デッドマン・ダウン (2013):映画短評
デッドマン・ダウン (2013)国際的キャストの共演で目を引くのはイザベル・ユペール
裏社会の大物に妻子を惨殺された男が組織に潜入し復讐を企むが、不幸な女性と知り合って云々といったストーリーに新味はない。上手くやらないと凡庸になりそうだなあという懸念は、残念ながら的中。全体的にテンポが悪く、特にコリン・ファレルとノオミ・ラパスは個々は悪くないのだが、2人の間にケミストリーが感じられないのでロマンスの要素が盛り上がらず中盤がまったり。そしてテレンス・ハワードの悪役は、何だかいい人そうなのだった…。

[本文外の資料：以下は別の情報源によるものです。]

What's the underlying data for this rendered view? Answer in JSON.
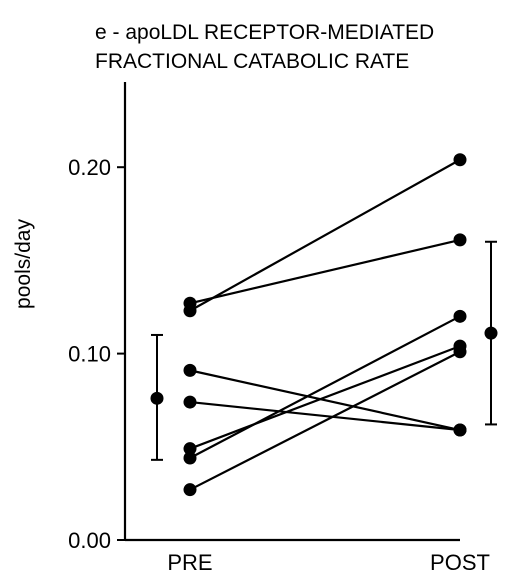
{
  "chart_data": {
    "type": "scatter",
    "title": "e - apoLDL RECEPTOR-MEDIATED\nFRACTIONAL CATABOLIC RATE",
    "xlabel": "",
    "ylabel": "pools/day",
    "categories": [
      "PRE",
      "POST"
    ],
    "ylim": [
      0.0,
      0.25
    ],
    "yticks": [
      0.0,
      0.1,
      0.2
    ],
    "ytick_labels": [
      "0.00",
      "0.10",
      "0.20"
    ],
    "grid": false,
    "legend": "none",
    "paired_subjects": [
      {
        "pre": 0.127,
        "post": 0.161
      },
      {
        "pre": 0.123,
        "post": 0.204
      },
      {
        "pre": 0.091,
        "post": 0.059
      },
      {
        "pre": 0.074,
        "post": 0.059
      },
      {
        "pre": 0.049,
        "post": 0.104
      },
      {
        "pre": 0.044,
        "post": 0.12
      },
      {
        "pre": 0.027,
        "post": 0.101
      }
    ],
    "summary": [
      {
        "category": "PRE",
        "mean": 0.076,
        "lower": 0.043,
        "upper": 0.11
      },
      {
        "category": "POST",
        "mean": 0.111,
        "lower": 0.062,
        "upper": 0.16
      }
    ],
    "colors": {
      "ink": "#000000",
      "background": "#ffffff"
    }
  }
}
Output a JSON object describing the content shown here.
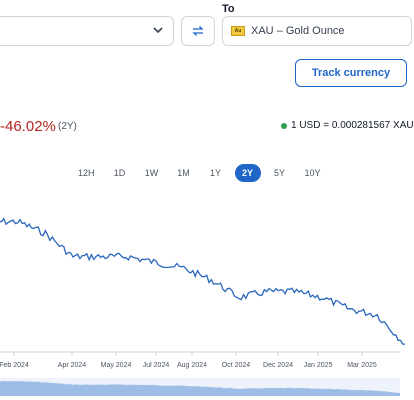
{
  "converter": {
    "to_label": "To",
    "to_currency": "XAU – Gold Ounce",
    "to_flag": "Au",
    "track_button": "Track currency"
  },
  "summary": {
    "change": "-46.02%",
    "period": "(2Y)",
    "rate": "1 USD = 0.000281567 XAU"
  },
  "ranges": [
    "12H",
    "1D",
    "1W",
    "1M",
    "1Y",
    "2Y",
    "5Y",
    "10Y"
  ],
  "active_range": "2Y",
  "colors": {
    "accent": "#1f66c7",
    "negative": "#b3261e",
    "live": "#2e9e4f"
  },
  "chart_data": {
    "type": "line",
    "x_ticks": [
      "Feb 2024",
      "Apr 2024",
      "May 2024",
      "Jul 2024",
      "Aug 2024",
      "Oct 2024",
      "Dec 2024",
      "Jan 2025",
      "Mar 2025"
    ],
    "series": [
      {
        "x": [
          "Jan 2024",
          "Feb 2024",
          "Mar 2024",
          "Apr 2024",
          "May 2024",
          "Jun 2024",
          "Jul 2024",
          "Aug 2024",
          "Sep 2024",
          "Oct 2024",
          "Nov 2024",
          "Dec 2024",
          "Jan 2025",
          "Feb 2025",
          "Mar 2025",
          "Apr 2025"
        ],
        "values": [
          0.00049,
          0.00049,
          0.00047,
          0.00043,
          0.00043,
          0.00043,
          0.00042,
          0.00041,
          0.00039,
          0.00036,
          0.00037,
          0.00037,
          0.00036,
          0.00034,
          0.00033,
          0.00028
        ]
      }
    ]
  }
}
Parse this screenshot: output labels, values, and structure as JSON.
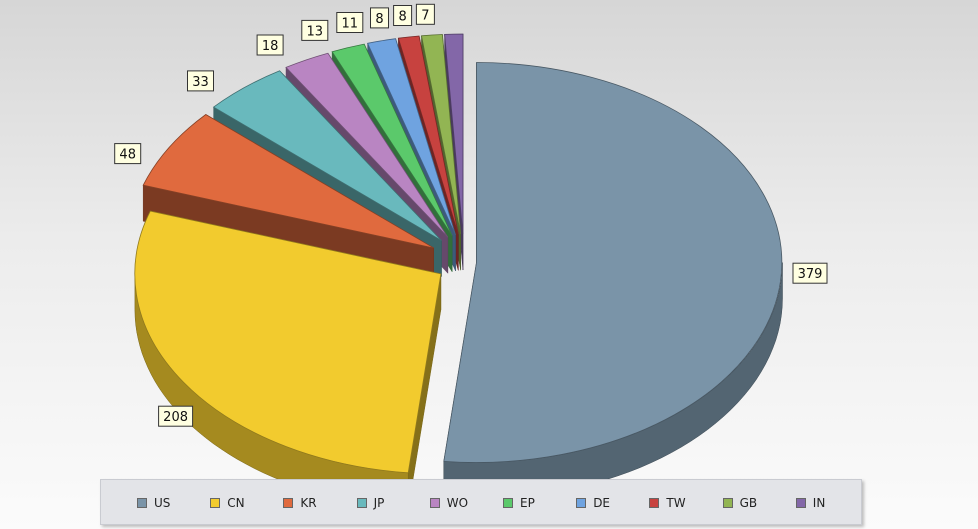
{
  "chart_data": {
    "type": "pie",
    "title": "",
    "categories": [
      "US",
      "CN",
      "KR",
      "JP",
      "WO",
      "EP",
      "DE",
      "TW",
      "GB",
      "IN"
    ],
    "values": [
      379,
      208,
      48,
      33,
      18,
      13,
      11,
      8,
      8,
      7
    ],
    "colors": [
      "#7a94a8",
      "#f2cb2e",
      "#e06a3e",
      "#69b9bd",
      "#b985c2",
      "#5bc96b",
      "#6fa3e0",
      "#c7423f",
      "#92b553",
      "#8367a8"
    ],
    "legend_position": "bottom",
    "exploded": true,
    "three_d": true
  }
}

そんな国際的キャストが共演する中、出番は多くはないにも関わらず印象に残るのが、ラパスが演じるヒロインの母親役のイザベル・ユペールだ。設定的には娘を愛する普通の母親。が、他のステレオタイプな登場人物にはさして興味がわかない一方、彼女にはどんな過去があるのか、どんな人物なのだろうかと不思議なほど想像力をかきたてられる。アパートの部屋で脚を組んで椅子に腰掛けぼんやり空を見つめているだけで、目が吸い寄せられてしまうアンニュイな雰囲気に漂う色香! 否が応でも目を引くユペールの稀有な魅力がよくわかる一作。